Apesar da desaceleração...
Apesar de
haver sofrido queda de um ano para outro (2013-2014), acompanhando por sinal
forte tendência mundial, o fluxo de investimentos estrangeiros diretos no país
confere-nos ainda, neste justo momento, posição de realce no mapa dos negócios.
Isso ajuda a explicar que, malgrado a desaceleração econômica percebida, o
Brasil não é visto na programação de negócios dos capitalistas externos como um
mercado a ser evitado, ao contrário do que certas análises econômicas sugerem.
A Unctad (Conferência das Nações Unidas para o Comércio e o Desenvolvimento) fornece
dados que dão suporte à observação acima.

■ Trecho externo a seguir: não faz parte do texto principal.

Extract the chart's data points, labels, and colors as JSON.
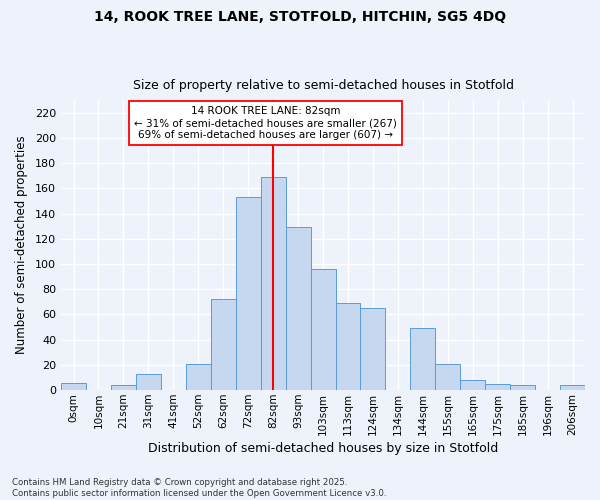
{
  "title1": "14, ROOK TREE LANE, STOTFOLD, HITCHIN, SG5 4DQ",
  "title2": "Size of property relative to semi-detached houses in Stotfold",
  "xlabel": "Distribution of semi-detached houses by size in Stotfold",
  "ylabel": "Number of semi-detached properties",
  "categories": [
    "0sqm",
    "10sqm",
    "21sqm",
    "31sqm",
    "41sqm",
    "52sqm",
    "62sqm",
    "72sqm",
    "82sqm",
    "93sqm",
    "103sqm",
    "113sqm",
    "124sqm",
    "134sqm",
    "144sqm",
    "155sqm",
    "165sqm",
    "175sqm",
    "185sqm",
    "196sqm",
    "206sqm"
  ],
  "values": [
    6,
    0,
    4,
    13,
    0,
    21,
    72,
    153,
    169,
    129,
    96,
    69,
    65,
    0,
    49,
    21,
    8,
    5,
    4,
    0,
    4
  ],
  "bar_color": "#c5d8f0",
  "bar_edge_color": "#5b9bd5",
  "vline_x": 8,
  "vline_color": "red",
  "annotation_text": "14 ROOK TREE LANE: 82sqm\n← 31% of semi-detached houses are smaller (267)\n69% of semi-detached houses are larger (607) →",
  "annotation_box_color": "white",
  "annotation_box_edge_color": "red",
  "ylim": [
    0,
    230
  ],
  "yticks": [
    0,
    20,
    40,
    60,
    80,
    100,
    120,
    140,
    160,
    180,
    200,
    220
  ],
  "background_color": "#eef2fa",
  "grid_color": "white",
  "footnote": "Contains HM Land Registry data © Crown copyright and database right 2025.\nContains public sector information licensed under the Open Government Licence v3.0."
}
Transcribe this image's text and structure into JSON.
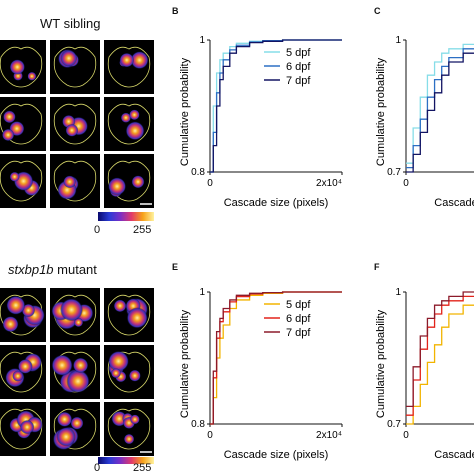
{
  "wt_title": "WT sibling",
  "mut_title_italic": "stxbp1b",
  "mut_title_rest": " mutant",
  "colorbar": {
    "min_label": "0",
    "max_label": "255",
    "colors": [
      "#0a0a6e",
      "#2a3bd6",
      "#7b2fc6",
      "#e23a6a",
      "#f7a21a",
      "#fff3a0"
    ]
  },
  "panel_letters": {
    "B": "B",
    "C": "C",
    "E": "E",
    "F": "F"
  },
  "colors": {
    "outline": "#d8d86a",
    "image_bg": "#000000",
    "cyan": "#86dde8",
    "blue": "#2c6fc4",
    "navy": "#121463",
    "orange": "#f2b400",
    "red": "#e2231a",
    "darkred": "#8c1a2a"
  },
  "chart_data": [
    {
      "panel": "B",
      "type": "line",
      "xlabel": "Cascade size (pixels)",
      "ylabel": "Cumulative probability",
      "xticks": [
        "0",
        "2x10⁴"
      ],
      "yticks": [
        "0.8",
        "1"
      ],
      "xlim": [
        0,
        20000
      ],
      "ylim": [
        0.8,
        1.0
      ],
      "legend_position": "top-right",
      "series": [
        {
          "name": "5 dpf",
          "color": "#86dde8",
          "x": [
            0,
            500,
            1000,
            1500,
            2000,
            3000,
            4000,
            6000,
            8000,
            11000,
            20000
          ],
          "y": [
            0.8,
            0.9,
            0.95,
            0.97,
            0.98,
            0.99,
            0.995,
            0.998,
            0.999,
            1.0,
            1.0
          ]
        },
        {
          "name": "6 dpf",
          "color": "#2c6fc4",
          "x": [
            0,
            500,
            1000,
            1500,
            2000,
            3000,
            4000,
            6000,
            8000,
            11000,
            20000
          ],
          "y": [
            0.8,
            0.86,
            0.92,
            0.95,
            0.97,
            0.985,
            0.992,
            0.997,
            0.999,
            1.0,
            1.0
          ]
        },
        {
          "name": "7 dpf",
          "color": "#121463",
          "x": [
            0,
            500,
            1000,
            1500,
            2000,
            3000,
            4000,
            6000,
            8000,
            11000,
            20000
          ],
          "y": [
            0.8,
            0.84,
            0.9,
            0.94,
            0.96,
            0.98,
            0.99,
            0.996,
            0.998,
            1.0,
            1.0
          ]
        }
      ]
    },
    {
      "panel": "C",
      "type": "line",
      "xlabel": "Cascade",
      "ylabel": "Cumulative probability",
      "xticks": [
        "0"
      ],
      "yticks": [
        "0.7",
        "1"
      ],
      "ylim": [
        0.7,
        1.0
      ],
      "series": [
        {
          "color": "#86dde8",
          "x": [
            0,
            1,
            2,
            3,
            4,
            5,
            6,
            8,
            10,
            14
          ],
          "y": [
            0.72,
            0.8,
            0.87,
            0.92,
            0.95,
            0.97,
            0.98,
            0.99,
            1.0,
            1.0
          ]
        },
        {
          "color": "#2c6fc4",
          "x": [
            0,
            1,
            2,
            3,
            4,
            5,
            6,
            8,
            10,
            14
          ],
          "y": [
            0.71,
            0.76,
            0.82,
            0.87,
            0.91,
            0.94,
            0.96,
            0.98,
            0.99,
            1.0
          ]
        },
        {
          "color": "#121463",
          "x": [
            0,
            1,
            2,
            3,
            4,
            5,
            6,
            8,
            10,
            14
          ],
          "y": [
            0.7,
            0.74,
            0.79,
            0.84,
            0.88,
            0.92,
            0.95,
            0.97,
            0.99,
            1.0
          ]
        }
      ]
    },
    {
      "panel": "E",
      "type": "line",
      "xlabel": "Cascade size (pixels)",
      "ylabel": "Cumulative probability",
      "xticks": [
        "0",
        "2x10⁴"
      ],
      "yticks": [
        "0.8",
        "1"
      ],
      "xlim": [
        0,
        20000
      ],
      "ylim": [
        0.8,
        1.0
      ],
      "legend_position": "top-right",
      "series": [
        {
          "name": "5 dpf",
          "color": "#f2b400",
          "x": [
            0,
            500,
            1000,
            1500,
            2000,
            3000,
            4000,
            6000,
            8000,
            11000,
            20000
          ],
          "y": [
            0.8,
            0.84,
            0.9,
            0.93,
            0.95,
            0.975,
            0.988,
            0.995,
            0.998,
            1.0,
            1.0
          ]
        },
        {
          "name": "6 dpf",
          "color": "#e2231a",
          "x": [
            0,
            500,
            1000,
            1500,
            2000,
            3000,
            4000,
            6000,
            8000,
            11000,
            20000
          ],
          "y": [
            0.8,
            0.87,
            0.93,
            0.955,
            0.97,
            0.985,
            0.993,
            0.997,
            0.999,
            1.0,
            1.0
          ]
        },
        {
          "name": "7 dpf",
          "color": "#8c1a2a",
          "x": [
            0,
            500,
            1000,
            1500,
            2000,
            3000,
            4000,
            6000,
            8000,
            11000,
            20000
          ],
          "y": [
            0.8,
            0.88,
            0.94,
            0.96,
            0.975,
            0.988,
            0.995,
            0.998,
            0.999,
            1.0,
            1.0
          ]
        }
      ]
    },
    {
      "panel": "F",
      "type": "line",
      "xlabel": "Cascade",
      "ylabel": "Cumulative probability",
      "xticks": [
        "0"
      ],
      "yticks": [
        "0.7",
        "1"
      ],
      "ylim": [
        0.7,
        1.0
      ],
      "series": [
        {
          "color": "#f2b400",
          "x": [
            0,
            1,
            2,
            3,
            4,
            5,
            6,
            8,
            10,
            14
          ],
          "y": [
            0.7,
            0.74,
            0.79,
            0.84,
            0.88,
            0.92,
            0.95,
            0.97,
            0.99,
            1.0
          ]
        },
        {
          "color": "#e2231a",
          "x": [
            0,
            1,
            2,
            3,
            4,
            5,
            6,
            8,
            10,
            14
          ],
          "y": [
            0.72,
            0.8,
            0.87,
            0.92,
            0.95,
            0.97,
            0.98,
            0.99,
            1.0,
            1.0
          ]
        },
        {
          "color": "#8c1a2a",
          "x": [
            0,
            1,
            2,
            3,
            4,
            5,
            6,
            8,
            10,
            14
          ],
          "y": [
            0.74,
            0.83,
            0.9,
            0.94,
            0.97,
            0.98,
            0.99,
            1.0,
            1.0,
            1.0
          ]
        }
      ]
    }
  ]
}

Anotem este registro: o total de
investimentos diretos no mundo – aquelas aplicações feitas a longo prazo nas
economias regionais – despencou em cerca de 16,3 por cento ano passado,
movimentando recursos de US$ 1.23 trilhão.
Já o índice
da redução concernente ao Brasil foi consideravelmente menor: 2.3 por cento.
“Acima apenas 4 por cento do nível da crise mundial de 2008 e 12 por cento
abaixo do que foi investido entre 2005 e 2007”, segundo Luis Afonso Lima, dirigente
da Sociedade Brasileira de Estudos de Empresas Transacionais e da Globalização
Econômica, organização incumbida de divulgar os dados da Unctad entre nós.
Pelo que
fica evidenciado, o desempenho brasileiro na captação de investimentos estrangeiros, bem superior
relativamente ao da maior parte dos países elencados, permitiu, então, que no
“ranking” das nações que mais recebem recursos externos, saltássemos da sétima
para a sexta posição. A queda brasileira – repita-se, de 2.3 por cento no ano
passado – foi também acentuadamente menor que a média de 14.4 por cento da
América Latina como um todo. Bom sinal.